First life-signs of type functions
Stefan Koch
uplink.coder at googlemail.com
Tue May 12 06:42:02 UTC 2020
On Tuesday, 12 May 2020 at 01:44:45 UTC, Steven Schveighoffer
wrote:
> On 5/11/20 5:58 PM, Stefan Koch wrote:
>>
>> In a type function alias cannot bind to values at all.
>> It can only bind to symbols or types.
>
> This seems like a problematic limitation. Aliases can bind to
> values when they are part of a tuple. This means that type
> functions are going to have to do weird template acrobatics to
> deal with mixed tuples.
>
> For a long time, alias parameters wouldn't bind to int because
> it was a keyword, not a symbol, even though you could alias int
> as a declaration. It wouldn't even bind them to aliases of int
> (even though they are not keywords). That has since been fixed,
> and everything works great. I think we should avoid arbitrary
> limitations like this, even if it's harder to get it to work.
>
> -Steve
The reason that happened is not so much a parser issue.

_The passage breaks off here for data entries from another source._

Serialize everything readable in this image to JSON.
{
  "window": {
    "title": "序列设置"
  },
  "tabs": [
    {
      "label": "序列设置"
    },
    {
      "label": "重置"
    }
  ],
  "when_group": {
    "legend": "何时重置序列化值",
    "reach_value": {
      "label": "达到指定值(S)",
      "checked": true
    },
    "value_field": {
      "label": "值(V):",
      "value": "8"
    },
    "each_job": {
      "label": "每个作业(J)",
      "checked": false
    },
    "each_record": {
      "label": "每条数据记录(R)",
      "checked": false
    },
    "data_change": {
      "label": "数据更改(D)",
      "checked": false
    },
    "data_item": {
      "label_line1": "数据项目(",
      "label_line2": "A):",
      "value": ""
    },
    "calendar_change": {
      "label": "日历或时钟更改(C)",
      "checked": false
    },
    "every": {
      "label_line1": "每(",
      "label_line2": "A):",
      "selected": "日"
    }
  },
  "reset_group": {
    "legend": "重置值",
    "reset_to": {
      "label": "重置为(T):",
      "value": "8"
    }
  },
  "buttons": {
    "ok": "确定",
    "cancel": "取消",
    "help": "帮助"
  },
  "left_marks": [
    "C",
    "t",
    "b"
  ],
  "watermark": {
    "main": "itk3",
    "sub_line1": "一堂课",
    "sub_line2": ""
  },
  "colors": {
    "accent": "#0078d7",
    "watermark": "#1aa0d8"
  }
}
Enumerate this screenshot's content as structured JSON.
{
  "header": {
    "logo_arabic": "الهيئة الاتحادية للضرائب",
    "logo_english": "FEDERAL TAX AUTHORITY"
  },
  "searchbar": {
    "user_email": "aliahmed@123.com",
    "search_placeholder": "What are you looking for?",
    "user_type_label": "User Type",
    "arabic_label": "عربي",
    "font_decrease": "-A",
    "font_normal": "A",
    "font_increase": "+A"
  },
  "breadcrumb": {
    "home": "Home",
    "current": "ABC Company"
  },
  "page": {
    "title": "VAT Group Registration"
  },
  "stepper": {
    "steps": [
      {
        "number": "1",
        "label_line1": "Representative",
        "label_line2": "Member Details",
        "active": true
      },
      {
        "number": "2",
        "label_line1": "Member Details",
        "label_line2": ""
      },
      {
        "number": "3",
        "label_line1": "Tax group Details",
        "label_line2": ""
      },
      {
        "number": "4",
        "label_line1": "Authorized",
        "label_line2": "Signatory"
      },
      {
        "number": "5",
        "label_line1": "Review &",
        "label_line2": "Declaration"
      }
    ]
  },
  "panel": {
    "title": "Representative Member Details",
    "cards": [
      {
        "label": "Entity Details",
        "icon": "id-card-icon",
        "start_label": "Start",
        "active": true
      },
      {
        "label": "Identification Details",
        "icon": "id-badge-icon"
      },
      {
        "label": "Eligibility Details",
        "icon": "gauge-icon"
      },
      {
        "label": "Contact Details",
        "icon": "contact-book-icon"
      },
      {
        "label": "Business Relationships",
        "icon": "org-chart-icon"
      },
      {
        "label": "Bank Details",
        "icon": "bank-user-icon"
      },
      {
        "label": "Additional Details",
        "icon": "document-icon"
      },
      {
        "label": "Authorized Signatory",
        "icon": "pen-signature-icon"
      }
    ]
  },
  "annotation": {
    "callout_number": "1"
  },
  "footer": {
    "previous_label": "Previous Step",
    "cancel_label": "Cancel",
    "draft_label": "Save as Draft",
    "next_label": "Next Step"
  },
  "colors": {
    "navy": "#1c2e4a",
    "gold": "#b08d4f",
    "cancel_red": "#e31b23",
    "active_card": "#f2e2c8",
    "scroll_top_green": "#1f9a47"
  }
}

But it's because Basic Types are not Symbols.
Which is indeed a more or less arbitrary limitation.
Let's go through the reasoning for type functions now.
let's assume alias A would bind to a value, the string foo
for example.
string F(alias A)
{
pragma(msg, typeof(A).stringof); // prints alias
pragma(__traits(identifier, A); // error a string has no
identifer.
pragma(msg, is(A == string)); // prints false, because A does
not hold the type string
pragma(msg, A) prints "foo";
pragma(msg, A == "foo") // error can't compare alias and
string
pragma(msg, is(A, "foo") // doesn't parse. The string "foo"
is not a valid identifier
return A; // error alias does not implicitly convert to
string.
}
You see there would not be a point in allowing that.